Glasear al salir del horno
Para el brillo final tienes dos caminos: un almíbar hecho con agua y azúcar a partes iguales, hervido 2-3 minutos, o mermelada de albaricoque calentada y aligerada con un poco de agua. Pincela toda la superficie nada más sacar la tarta, en caliente, para que el brillo se reparta de forma uniforme.
Qué variedad de manzana elegir
La manzana que elijas cambia bastante el resultado final. Si prefieres un sabor dulce y suave, las variedades Golden o Royal Gala son las más socorridas y las que encontrarás en cualquier frutería. Si te gusta un contrapunto ácido que rompa con el dulce del hojaldre, la Reineta o la Granny Smith son mejor opción.
También puedes recurrir a Pink Lady o Fuji, dos manzanas firmes que mantienen bien la forma durante el horneado y no sueltan demasiado jugo. Sea cual sea tu elección, corta siempre las láminas del mismo grosor: es lo que garantiza una cocción pareja en toda la tarta.

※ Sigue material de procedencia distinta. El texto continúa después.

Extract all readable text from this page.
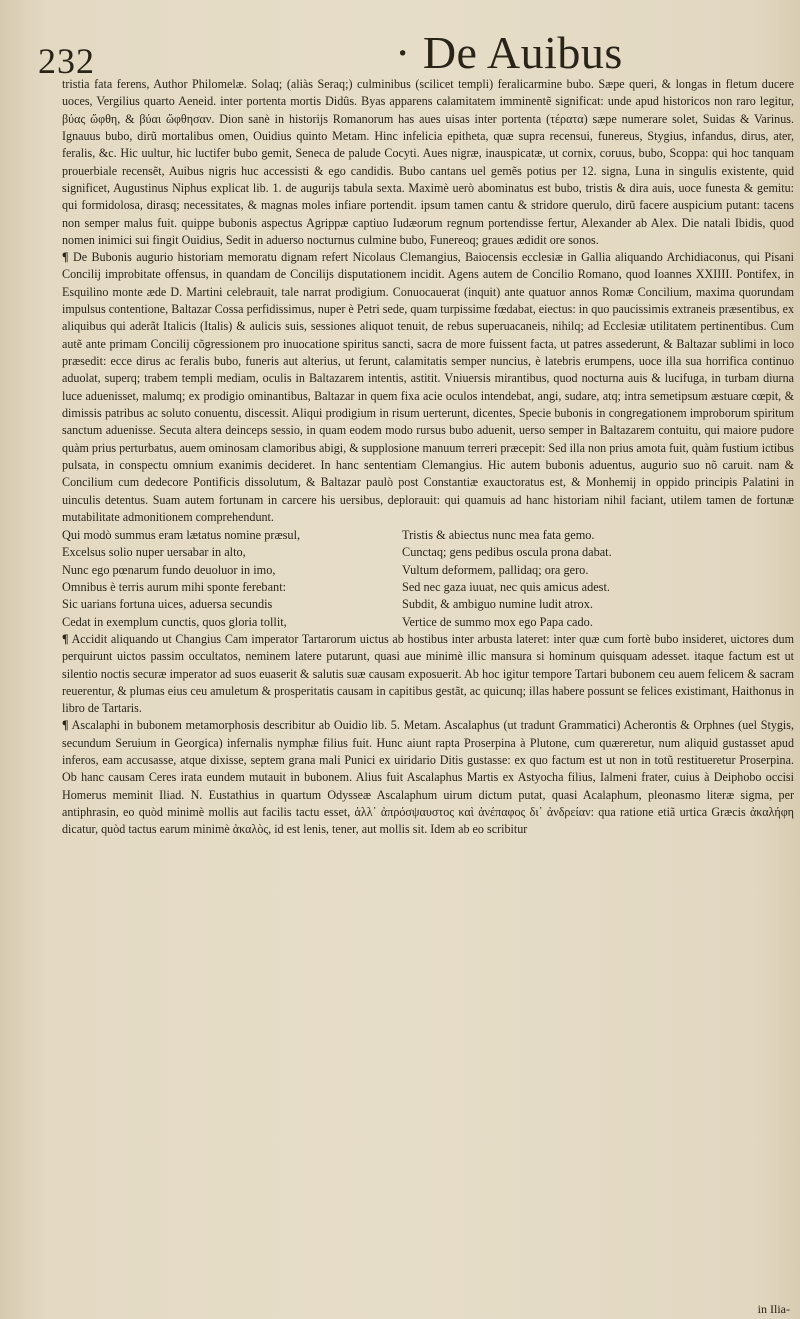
232	· De Auibus

tristia fata ferens, Author Philomelæ. Solaq; (aliàs Seraq;) culminibus (scilicet templi) feralicarmine bubo. Sæpe queri, & longas in fletum ducere uoces, Vergilius quarto Aeneid. inter portenta mortis Didûs. Byas apparens calamitatem imminentẽ significat: unde apud historicos non raro legitur, βύας ὤφθη, & βύαι ὤφθησαν. Dion sanè in historijs Romanorum has aues uisas inter portenta (τέρατα) sæpe numerare solet, Suidas & Varinus. Ignauus bubo, dirũ mortalibus omen, Ouidius quinto Metam. Hinc infelicia epitheta, quæ supra recensui, funereus, Stygius, infandus, dirus, ater, feralis, &c. Hic uultur, hic luctifer bubo gemit, Seneca de palude Cocyti. Aues nigræ, inauspicatæ, ut cornix, coruus, bubo, Scoppa: qui hoc tanquam prouerbiale recensẽt, Auibus nigris huc accessisti & ego candidis. Bubo cantans uel gemẽs potius per 12. signa, Luna in singulis existente, quid significet, Augustinus Niphus explicat lib. 1. de augurijs tabula sexta. Maximè uerò abominatus est bubo, tristis & dira auis, uoce funesta & gemitu: qui formidolosa, dirasq; necessitates, & magnas moles infiare portendit. ipsum tamen cantu & stridore querulo, dirũ facere auspicium putant: tacens non semper malus fuit. quippe bubonis aspectus Agrippæ captiuo Iudæorum regnum portendisse fertur, Alexander ab Alex. Die natali Ibidis, quod nomen inimici sui fingit Ouidius, Sedit in aduerso nocturnus culmine bubo, Funereoq; graues ædidit ore sonos.

¶ De Bubonis augurio historiam memoratu dignam refert Nicolaus Clemangius, Baiocensis ecclesiæ in Gallia aliquando Archidiaconus, qui Pisani Concilij improbitate offensus, in quandam de Concilijs disputationem incidit. Agens autem de Concilio Romano, quod Ioannes XXIIII. Pontifex, in Esquilino monte æde D. Martini celebrauit, tale narrat prodigium. Conuocauerat (inquit) ante quatuor annos Romæ Concilium, maxima quorundam impulsus contentione, Baltazar Cossa perfidissimus, nuper è Petri sede, quam turpissime fœdabat, eiectus: in quo paucissimis extraneis præsentibus, ex aliquibus qui aderãt Italicis (Italis) & aulicis suis, sessiones aliquot tenuit, de rebus superuacaneis, nihilq; ad Ecclesiæ utilitatem pertinentibus. Cum autẽ ante primam Concilij cõgressionem pro inuocatione spiritus sancti, sacra de more fuissent facta, ut patres assederunt, & Baltazar sublimi in loco præsedit: ecce dirus ac feralis bubo, funeris aut alterius, ut ferunt, calamitatis semper nuncius, è latebris erumpens, uoce illa sua horrifica continuo aduolat, superq; trabem templi mediam, oculis in Baltazarem intentis, astitit. Vniuersis mirantibus, quod nocturna auis & lucifuga, in turbam diurna luce aduenisset, malumq; ex prodigio ominantibus, Baltazar in quem fixa acie oculos intendebat, angi, sudare, atq; intra semetipsum æstuare cœpit, & dimissis patribus ac soluto conuentu, discessit. Aliqui prodigium in risum uerterunt, dicentes, Specie bubonis in congregationem improborum spiritum sanctum aduenisse. Secuta altera deinceps sessio, in quam eodem modo rursus bubo aduenit, uerso semper in Baltazarem contuitu, qui maiore pudore quàm prius perturbatus, auem ominosam clamoribus abigi, & supplosione manuum terreri præcepit: Sed illa non prius amota fuit, quàm fustium ictibus pulsata, in conspectu omnium exanimis decideret. In hanc sententiam Clemangius. Hic autem bubonis aduentus, augurio suo nõ caruit. nam & Concilium cum dedecore Pontificis dissolutum, & Baltazar paulò post Constantiæ exauctoratus est, & Monhemij in oppido principis Palatini in uinculis detentus. Suam autem fortunam in carcere his uersibus, deplorauit: qui quamuis ad hanc historiam nihil faciant, utilem tamen de fortunæ mutabilitate admonitionem comprehendunt.

Qui modò summus eram lætatus nomine præsul,	Tristis & abiectus nunc mea fata gemo.
Excelsus solio nuper uersabar in alto,	Cunctaq; gens pedibus oscula prona dabat.
Nunc ego pœnarum fundo deuoluor in imo,	Vultum deformem, pallidaq; ora gero.
Omnibus è terris aurum mihi sponte ferebant:	Sed nec gaza iuuat, nec quis amicus adest.
Sic uarians fortuna uices, aduersa secundis	Subdit, & ambiguo numine ludit atrox.
Cedat in exemplum cunctis, quos gloria tollit,	Vertice de summo mox ego Papa cado.

¶ Accidit aliquando ut Changius Cam imperator Tartarorum uictus ab hostibus inter arbusta lateret: inter quæ cum fortè bubo insideret, uictores dum perquirunt uictos passim occultatos, neminem latere putarunt, quasi aue minimè illic mansura si hominum quisquam adesset. itaque factum est ut silentio noctis securæ imperator ad suos euaserit & salutis suæ causam exposuerit. Ab hoc igitur tempore Tartari bubonem ceu auem felicem & sacram reuerentur, & plumas eius ceu amuletum & prosperitatis causam in capitibus gestãt, ac quicunq; illas habere possunt se felices existimant, Haithonus in libro de Tartaris.

¶ Ascalaphi in bubonem metamorphosis describitur ab Ouidio lib. 5. Metam. Ascalaphus (ut tradunt Grammatici) Acherontis & Orphnes (uel Stygis, secundum Seruium in Georgica) infernalis nymphæ filius fuit. Hunc aiunt rapta Proserpina à Plutone, cum quæreretur, num aliquid gustasset apud inferos, eam accusasse, atque dixisse, septem grana mali Punici ex uiridario Ditis gustasse: ex quo factum est ut non in totũ restitueretur Proserpina. Ob hanc causam Ceres irata eundem mutauit in bubonem. Alius fuit Ascalaphus Martis ex Astyocha filius, Ialmeni frater, cuius à Deiphobo occisi Homerus meminit Iliad. N. Eustathius in quartum Odysseæ Ascalaphum uirum dictum putat, quasi Acalaphum, pleonasmo literæ sigma, per antiphrasin, eo quòd minimè mollis aut facilis tactu esset, ἀλλ᾽ ἀπρόσψαυστος καὶ ἀνέπαφος δι᾽ ἀνδρείαν: qua ratione etiã urtica Græcis ἀκαλήφη dicatur, quòd tactus earum minimè ἀκαλὸς, id est lenis, tener, aut mollis sit. Idem ab eo scribitur

in Ilia-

Trucos para un hojaldre crujiente y dorado
Estos detalles son los que marcan la diferencia entre un hojaldre que queda blando por debajo y uno crujiente de verdad:
- Elige siempre hojaldre elaborado con mantequilla, nunca con margarina u otras grasas
- Pincha la masa antes de rellenarla, así no sube de forma irregular
- Pinta el borde con huevo batido para que dore de manera uniforme
- Trucazo para el fondo: pinta el papel de horno con mantequilla derretida y azúcar moreno antes de colocar el hojaldre encima
- Precalienta siempre el horno antes de meter la tarta
- Vigila la cocción, porque cada horno cuece distinto: saca la tarta cuando los bordes estén dorados e hinchados
Truco 🔥
Ese contacto directo entre azúcar moreno, mantequilla y hojaldre en la base es lo que evita el típico fondo empapado por el jugo de la manzana.
Cómo dar brillo con almíbar o mermelada de albaricoque
El acabado brillante no es solo estético: también ayuda a conservar la tarta un poco más jugosa. Con el almíbar, mezcla 100 ml de agua y 100 g de azúcar, hiérvelos juntos 2-3 minutos y aplícalo en caliente, recién hecho.
Con la mermelada de albaricoque, caliéntala en el microondas o en un cazo pequeño, y si la notas muy espesa, aligérala con un poco de agua. Si quieres una textura más fina y sin trozos, pásala por un colador antes de usarla.
En ambos casos, pincela la superficie justo al sacar la tarta del horno, mientras todavía está caliente: es el momento en que el glaseado se reparte mejor y queda uniforme.
Cómo servir y conservar la tarta de manzana con hojaldre
Esta tarta está buena tanto recién horneada y templada como fría al día siguiente, así que puedes prepararla con antelación sin problema. Si la sirves caliente, una bola de helado de vainilla al lado la convierte en un postre todavía más goloso.
De una lámina de hojaldre suelen salir entre 6 y 8 porciones, cantidad de sobra para una merienda familiar o una mesa de celebración. Como referencia aproximada, y siempre según los ingredientes exactos que uses, una ración ronda las 333 kcal.
Con estos pasos y un par de trucos bien aplicados, tu tarta de manzana con hojaldre quedará crujiente por fuera y jugosa por dentro, lista para triunfar en cualquier mesa. Anímate a probarla este fin de semana y ajusta el glaseado a tu gusto.